Сартр появляется во дворе, сопровождаемый огромной свитой, — наконец вижу его улыбающееся лицо, обращенное к десяткам фотографирующих людей разного возраста. Он бросает взгляд на портрет Троцкого, осуждающе, как мне показалось, качает головой, потом, увлекаемый толпой, исчезает из поля моегозрения. С бульвара доносятся крики, шум, редкие взрывы. Толпа устремляется к воротам, там пробка. Выходим на Сен-Мишель. Начинается очередная схватка. Множество полицейских с собаками. Расторопные ребята тащат материал для баррикады. По какой-то причине возведение ее на этот раз идет вяло. Ждут чьей-то команды, а ее нет.

Даниэль Кон-Бендит, которому власти запретили въезд во Францию, преспокойно вернулся без всякого разрешения на чьей-то арендованной машине.

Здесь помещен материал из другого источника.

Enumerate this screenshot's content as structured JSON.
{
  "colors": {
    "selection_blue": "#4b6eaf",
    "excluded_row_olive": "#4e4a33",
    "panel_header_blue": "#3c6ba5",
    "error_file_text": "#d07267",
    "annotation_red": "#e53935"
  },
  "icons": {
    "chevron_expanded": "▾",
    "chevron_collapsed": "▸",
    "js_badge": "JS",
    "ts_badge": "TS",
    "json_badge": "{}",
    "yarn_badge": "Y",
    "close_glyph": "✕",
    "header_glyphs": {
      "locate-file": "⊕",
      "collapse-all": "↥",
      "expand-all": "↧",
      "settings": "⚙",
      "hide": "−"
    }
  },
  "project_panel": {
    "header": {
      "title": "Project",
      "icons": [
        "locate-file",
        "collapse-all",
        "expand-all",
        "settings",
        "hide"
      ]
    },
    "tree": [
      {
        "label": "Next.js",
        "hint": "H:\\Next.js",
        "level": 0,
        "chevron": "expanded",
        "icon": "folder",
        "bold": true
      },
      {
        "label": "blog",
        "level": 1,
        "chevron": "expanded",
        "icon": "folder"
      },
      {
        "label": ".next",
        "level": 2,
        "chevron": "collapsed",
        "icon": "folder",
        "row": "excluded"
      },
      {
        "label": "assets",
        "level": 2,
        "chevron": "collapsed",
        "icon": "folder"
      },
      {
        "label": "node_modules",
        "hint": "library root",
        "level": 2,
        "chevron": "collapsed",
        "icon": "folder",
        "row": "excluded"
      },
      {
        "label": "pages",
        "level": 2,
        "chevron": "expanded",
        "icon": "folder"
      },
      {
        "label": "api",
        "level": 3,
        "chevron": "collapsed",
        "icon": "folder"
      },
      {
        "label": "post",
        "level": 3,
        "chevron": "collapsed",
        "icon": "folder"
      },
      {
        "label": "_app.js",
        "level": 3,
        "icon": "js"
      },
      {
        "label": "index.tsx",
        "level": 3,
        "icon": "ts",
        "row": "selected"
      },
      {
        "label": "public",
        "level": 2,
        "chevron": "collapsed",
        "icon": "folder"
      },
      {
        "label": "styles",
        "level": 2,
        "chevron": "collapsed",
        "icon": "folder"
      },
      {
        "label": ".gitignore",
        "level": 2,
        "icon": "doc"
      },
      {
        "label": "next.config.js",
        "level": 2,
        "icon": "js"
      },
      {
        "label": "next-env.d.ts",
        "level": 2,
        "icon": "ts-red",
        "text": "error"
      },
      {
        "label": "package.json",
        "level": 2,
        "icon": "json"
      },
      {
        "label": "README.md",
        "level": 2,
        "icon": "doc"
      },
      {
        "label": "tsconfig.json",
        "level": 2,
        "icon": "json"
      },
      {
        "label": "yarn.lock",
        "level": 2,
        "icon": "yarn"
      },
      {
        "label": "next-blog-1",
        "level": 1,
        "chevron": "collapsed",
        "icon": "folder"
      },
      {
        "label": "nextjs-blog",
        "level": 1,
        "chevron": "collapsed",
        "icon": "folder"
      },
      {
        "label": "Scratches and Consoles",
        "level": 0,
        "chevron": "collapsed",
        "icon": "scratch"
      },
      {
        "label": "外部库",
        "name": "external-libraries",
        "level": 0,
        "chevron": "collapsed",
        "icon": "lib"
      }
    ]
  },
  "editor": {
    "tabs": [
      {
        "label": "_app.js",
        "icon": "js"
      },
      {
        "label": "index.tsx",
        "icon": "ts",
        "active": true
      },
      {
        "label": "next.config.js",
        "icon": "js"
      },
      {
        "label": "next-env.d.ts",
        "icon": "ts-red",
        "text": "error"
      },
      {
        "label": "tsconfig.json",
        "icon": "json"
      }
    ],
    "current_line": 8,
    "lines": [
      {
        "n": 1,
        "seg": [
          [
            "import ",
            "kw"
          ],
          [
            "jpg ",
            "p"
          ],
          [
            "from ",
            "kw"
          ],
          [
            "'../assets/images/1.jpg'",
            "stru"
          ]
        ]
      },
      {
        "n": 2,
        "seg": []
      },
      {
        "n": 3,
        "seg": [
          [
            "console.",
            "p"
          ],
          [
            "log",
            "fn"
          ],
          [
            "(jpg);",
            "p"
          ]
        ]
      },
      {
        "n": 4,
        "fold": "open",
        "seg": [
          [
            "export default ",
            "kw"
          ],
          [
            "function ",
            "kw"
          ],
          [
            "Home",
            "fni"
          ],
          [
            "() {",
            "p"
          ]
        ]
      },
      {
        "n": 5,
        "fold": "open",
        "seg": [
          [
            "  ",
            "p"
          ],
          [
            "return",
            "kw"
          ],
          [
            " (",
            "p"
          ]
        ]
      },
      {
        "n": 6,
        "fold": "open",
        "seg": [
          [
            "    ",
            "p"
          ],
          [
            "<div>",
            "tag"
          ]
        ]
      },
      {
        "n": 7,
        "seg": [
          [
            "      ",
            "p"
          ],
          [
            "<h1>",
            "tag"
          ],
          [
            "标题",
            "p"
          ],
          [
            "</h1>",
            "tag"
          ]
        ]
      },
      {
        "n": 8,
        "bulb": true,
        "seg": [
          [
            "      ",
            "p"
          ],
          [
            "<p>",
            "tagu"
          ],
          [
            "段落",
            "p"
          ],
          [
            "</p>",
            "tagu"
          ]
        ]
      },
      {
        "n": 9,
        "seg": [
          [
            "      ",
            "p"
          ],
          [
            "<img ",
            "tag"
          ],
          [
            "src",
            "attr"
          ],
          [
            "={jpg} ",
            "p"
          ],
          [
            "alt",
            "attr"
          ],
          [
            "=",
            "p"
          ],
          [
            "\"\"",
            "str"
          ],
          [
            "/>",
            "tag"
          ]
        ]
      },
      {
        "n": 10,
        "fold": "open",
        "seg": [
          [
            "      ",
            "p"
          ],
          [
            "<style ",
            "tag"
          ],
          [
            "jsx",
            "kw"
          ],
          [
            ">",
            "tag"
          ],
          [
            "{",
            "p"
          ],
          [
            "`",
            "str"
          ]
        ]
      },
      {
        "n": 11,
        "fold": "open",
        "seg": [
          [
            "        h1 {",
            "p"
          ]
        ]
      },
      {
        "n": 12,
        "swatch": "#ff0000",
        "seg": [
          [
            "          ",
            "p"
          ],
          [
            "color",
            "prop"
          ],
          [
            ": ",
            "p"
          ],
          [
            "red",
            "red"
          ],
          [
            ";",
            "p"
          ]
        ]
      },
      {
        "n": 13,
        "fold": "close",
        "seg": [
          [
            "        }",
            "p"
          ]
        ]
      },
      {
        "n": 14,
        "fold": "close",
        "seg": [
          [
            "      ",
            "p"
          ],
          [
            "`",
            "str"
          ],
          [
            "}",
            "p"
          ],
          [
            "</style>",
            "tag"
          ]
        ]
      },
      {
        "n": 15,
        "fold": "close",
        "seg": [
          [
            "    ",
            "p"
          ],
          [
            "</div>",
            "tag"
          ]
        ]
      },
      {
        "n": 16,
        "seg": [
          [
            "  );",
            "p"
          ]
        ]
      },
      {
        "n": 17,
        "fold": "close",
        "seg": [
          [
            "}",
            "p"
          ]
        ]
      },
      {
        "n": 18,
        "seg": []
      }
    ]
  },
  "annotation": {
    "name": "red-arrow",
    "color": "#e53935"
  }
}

Контроль на границах формально есть, но чисто символический, так что прибыль во Францию из Германии, Бельгии или Италии не составляет никакого труда. Впрочем, вряд ли секретные службы упустили Кон-Бендита из виду, он слишком заметен и ни от кого не скрывался. Закрыли глаза на его незаконный въезд? Не для того же он вернулся, чтобы просто показать прозрачность франко-германской границы. Значит, жди новых событий.

Они наступили поздним вечером 23 мая. Мы пришли на Сен-Мишель, который стал теперь и для нас родным домом, когда баррикады уже были возведены и напряженная атмосфера, царившая там, предвещала крупную драку. Необычно много людей с транзисторами в руках. Громоздкие — те висят на шее. Все ждут какой-то информации. Она может поступить в любую минуту, но многие просто стремятся узнать, что происходит на том же бульваре, в другой его части: репортеры ведут прямую трансляцию из разных точек Сен-Мишеля:

Восторженный рев необычайной силы оглашает бульвар. С каким-то пронзительно резким звуком падает срубленное дерево. За ним летит наземь еще одно: стройматериал для сегодняшней баррикады.

Пробиваемся несколько раз вверх и вниз: до Люксембургского сада и обратно к площади Сен-Мишель. Атмосфера восставшего города дополняется кошмарным пейзажем: столбы вырваны, деревья повалены, уже сожжены десятки машин, а другие еще горят.

Безжалостная казнь деревьев вызывает саднящую боль, но самое поразительное — это холодно-деловитые, какие-то осатаневшие лица «лесорубов» вполне приличного вида и восторженно-счастливые лица зевак, созерцающих их вандализм и взбадривающих криками одобрения бунтующих гуманитариев. «Надежда нации» — такую аттестацию дала им одна из афиш.

Предстояла безумная ночь, хотя и было вполне очевидно, что закончится она абсолютно ничем. С баррикад начнут кидаться камнями (к другому оружию прибегать не решались), полиция ответит гранатами со слезоточивым газом. Раненых унесут в походные лазареты — под них были переоборудованы близлежащие кафе и бистро, кое-кого (по счастью, немногих) доставят в больницы.

Мы ушли в три часа — битва была еще в самом разгаре.

Конец наступил в пять утра — воюющие стороны разошлись, чтобы передохнуть и набраться сил. До новых встреч…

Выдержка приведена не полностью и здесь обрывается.